About 90,000 motorists who bought or leased VW, Audi, Seat and Skoda diesel vehicles took legal action for compensation following revelations about the “dieselgate” emissions scandal five years ago.
Their lawyers say that VW cheated European emissions standards designed to save lives.
This was done by installing unlawful defeat devices in its diesel vehicles, disguising the fact that they were emitting up to 40 times the legal limit of nitrogen dioxide when out on the road.
In a judgement delivered remotely today, Mr Justice Waksman ruled that “the software function in issue in this case is indeed a defeat device” under EU regulations.
Head of group litigation at Slater & Gordon Gareth Pope welcomed the “damning judgement.”
He said that it “confirms what our clients have known for a long time but which VW has refused to accept, namely that VW fitted defeat devices into millions of vehicles in the UK in order to cheat emissions tests.”
He added: “The case exposed VW’s approach to this litigation and its customers: refusing to admit wrongdoing and compensate its customers in favour of running drawn-out and pointless litigation.
“The court’s conclusion that the existence of software was a ‘fundamental subversion’ of tests designed to limit pollution and make our air safe to breathe exposes VW’s disregard for EU emissions regulations and public health in pursuit of profit and market dominance.

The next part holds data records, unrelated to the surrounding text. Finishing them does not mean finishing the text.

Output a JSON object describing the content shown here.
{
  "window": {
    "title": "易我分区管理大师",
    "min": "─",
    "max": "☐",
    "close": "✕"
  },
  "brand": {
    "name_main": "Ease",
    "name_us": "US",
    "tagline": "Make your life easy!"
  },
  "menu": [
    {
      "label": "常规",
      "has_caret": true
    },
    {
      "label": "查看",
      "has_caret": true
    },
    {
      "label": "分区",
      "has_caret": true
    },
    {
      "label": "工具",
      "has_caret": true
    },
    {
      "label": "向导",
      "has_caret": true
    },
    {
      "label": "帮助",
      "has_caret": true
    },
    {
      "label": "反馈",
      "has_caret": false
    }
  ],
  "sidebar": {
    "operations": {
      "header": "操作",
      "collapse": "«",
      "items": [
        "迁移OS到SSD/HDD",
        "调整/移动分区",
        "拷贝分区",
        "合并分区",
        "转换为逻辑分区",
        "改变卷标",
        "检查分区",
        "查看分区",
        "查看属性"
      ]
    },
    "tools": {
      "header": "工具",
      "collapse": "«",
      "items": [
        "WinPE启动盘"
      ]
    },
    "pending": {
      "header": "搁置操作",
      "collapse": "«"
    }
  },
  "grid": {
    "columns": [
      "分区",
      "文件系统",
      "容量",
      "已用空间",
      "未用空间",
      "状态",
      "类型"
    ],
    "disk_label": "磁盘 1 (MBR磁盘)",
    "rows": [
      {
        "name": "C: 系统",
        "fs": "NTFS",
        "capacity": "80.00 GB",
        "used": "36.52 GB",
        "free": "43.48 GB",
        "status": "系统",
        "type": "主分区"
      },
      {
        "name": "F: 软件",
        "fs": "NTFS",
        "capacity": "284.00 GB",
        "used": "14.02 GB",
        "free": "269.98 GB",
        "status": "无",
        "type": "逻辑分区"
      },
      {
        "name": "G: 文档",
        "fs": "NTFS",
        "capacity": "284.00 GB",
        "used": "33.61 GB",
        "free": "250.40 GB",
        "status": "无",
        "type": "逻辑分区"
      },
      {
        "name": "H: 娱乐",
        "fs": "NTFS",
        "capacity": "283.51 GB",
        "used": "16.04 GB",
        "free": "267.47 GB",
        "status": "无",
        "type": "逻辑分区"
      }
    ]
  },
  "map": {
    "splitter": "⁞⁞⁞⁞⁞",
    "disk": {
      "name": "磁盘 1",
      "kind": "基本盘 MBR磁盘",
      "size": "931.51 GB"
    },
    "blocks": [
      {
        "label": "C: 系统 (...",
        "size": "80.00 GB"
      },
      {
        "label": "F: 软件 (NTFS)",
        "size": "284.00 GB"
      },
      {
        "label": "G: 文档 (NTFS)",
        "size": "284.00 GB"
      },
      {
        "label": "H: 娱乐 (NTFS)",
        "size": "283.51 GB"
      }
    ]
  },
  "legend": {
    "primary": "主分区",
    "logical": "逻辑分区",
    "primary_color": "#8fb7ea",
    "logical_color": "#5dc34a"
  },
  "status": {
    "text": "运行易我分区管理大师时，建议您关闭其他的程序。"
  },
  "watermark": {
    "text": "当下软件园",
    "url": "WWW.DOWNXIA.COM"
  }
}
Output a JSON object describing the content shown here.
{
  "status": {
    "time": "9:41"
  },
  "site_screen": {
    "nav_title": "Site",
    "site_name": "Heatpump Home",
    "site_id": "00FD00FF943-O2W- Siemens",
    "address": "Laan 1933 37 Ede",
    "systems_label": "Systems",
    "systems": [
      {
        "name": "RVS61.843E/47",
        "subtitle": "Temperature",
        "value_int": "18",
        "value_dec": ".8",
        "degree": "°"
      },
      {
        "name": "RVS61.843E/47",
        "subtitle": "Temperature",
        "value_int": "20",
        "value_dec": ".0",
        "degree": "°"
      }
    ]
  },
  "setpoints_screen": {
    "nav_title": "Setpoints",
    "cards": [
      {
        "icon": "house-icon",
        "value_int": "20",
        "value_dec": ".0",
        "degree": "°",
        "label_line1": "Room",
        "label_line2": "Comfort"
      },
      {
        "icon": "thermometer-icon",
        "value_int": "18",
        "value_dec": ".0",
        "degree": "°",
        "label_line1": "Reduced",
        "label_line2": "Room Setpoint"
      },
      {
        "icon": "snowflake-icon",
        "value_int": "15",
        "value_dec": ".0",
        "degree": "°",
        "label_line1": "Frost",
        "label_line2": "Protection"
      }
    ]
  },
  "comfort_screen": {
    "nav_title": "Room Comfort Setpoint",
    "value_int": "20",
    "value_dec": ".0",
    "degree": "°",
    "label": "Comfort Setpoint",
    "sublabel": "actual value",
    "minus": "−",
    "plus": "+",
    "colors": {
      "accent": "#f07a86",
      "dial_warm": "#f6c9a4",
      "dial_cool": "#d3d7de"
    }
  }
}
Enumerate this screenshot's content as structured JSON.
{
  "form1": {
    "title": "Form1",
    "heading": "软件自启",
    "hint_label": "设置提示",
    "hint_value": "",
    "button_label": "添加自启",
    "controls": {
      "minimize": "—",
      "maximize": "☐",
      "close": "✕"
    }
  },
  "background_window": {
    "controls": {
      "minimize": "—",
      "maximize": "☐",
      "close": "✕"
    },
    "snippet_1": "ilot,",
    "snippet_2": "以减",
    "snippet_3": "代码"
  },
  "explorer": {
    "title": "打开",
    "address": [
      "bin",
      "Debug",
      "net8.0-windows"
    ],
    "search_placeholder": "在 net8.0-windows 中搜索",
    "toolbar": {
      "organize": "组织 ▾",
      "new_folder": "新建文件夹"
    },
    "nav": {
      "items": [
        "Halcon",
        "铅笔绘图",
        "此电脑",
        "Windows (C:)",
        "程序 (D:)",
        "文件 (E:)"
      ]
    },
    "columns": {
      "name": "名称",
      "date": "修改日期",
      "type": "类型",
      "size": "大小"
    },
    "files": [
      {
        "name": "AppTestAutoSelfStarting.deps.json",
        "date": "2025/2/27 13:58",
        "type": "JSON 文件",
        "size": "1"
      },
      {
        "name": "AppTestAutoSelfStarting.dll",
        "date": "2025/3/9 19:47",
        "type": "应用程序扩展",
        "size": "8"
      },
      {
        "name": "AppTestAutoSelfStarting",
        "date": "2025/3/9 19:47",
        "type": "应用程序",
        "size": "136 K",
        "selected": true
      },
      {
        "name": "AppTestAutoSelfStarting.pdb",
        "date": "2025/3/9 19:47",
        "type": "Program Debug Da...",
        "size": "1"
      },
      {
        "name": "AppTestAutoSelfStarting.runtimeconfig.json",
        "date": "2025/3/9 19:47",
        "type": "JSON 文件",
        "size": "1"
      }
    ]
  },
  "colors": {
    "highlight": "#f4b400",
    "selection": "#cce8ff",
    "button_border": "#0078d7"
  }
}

“VW’s utter failure to convince the court of the merits of its case means that now is surely time for it to settle these claims and put this shameful episode behind it.”
Leigh Day solicitor Bozena Michalowska Howells said that the ruling was “hugely significant for our clients who have been battling for four years to hold Volkswagen to account.”
She called on VW “to now do the right thing and put their customers first by entering into settlement negotiations so that our clients are not forced to drag VW through the courts and be faced with further years of litigation to determine their losses.”
A VW spokeswoman said the company was “considering carefully the grounds on which it may seek to appeal today’s decision.”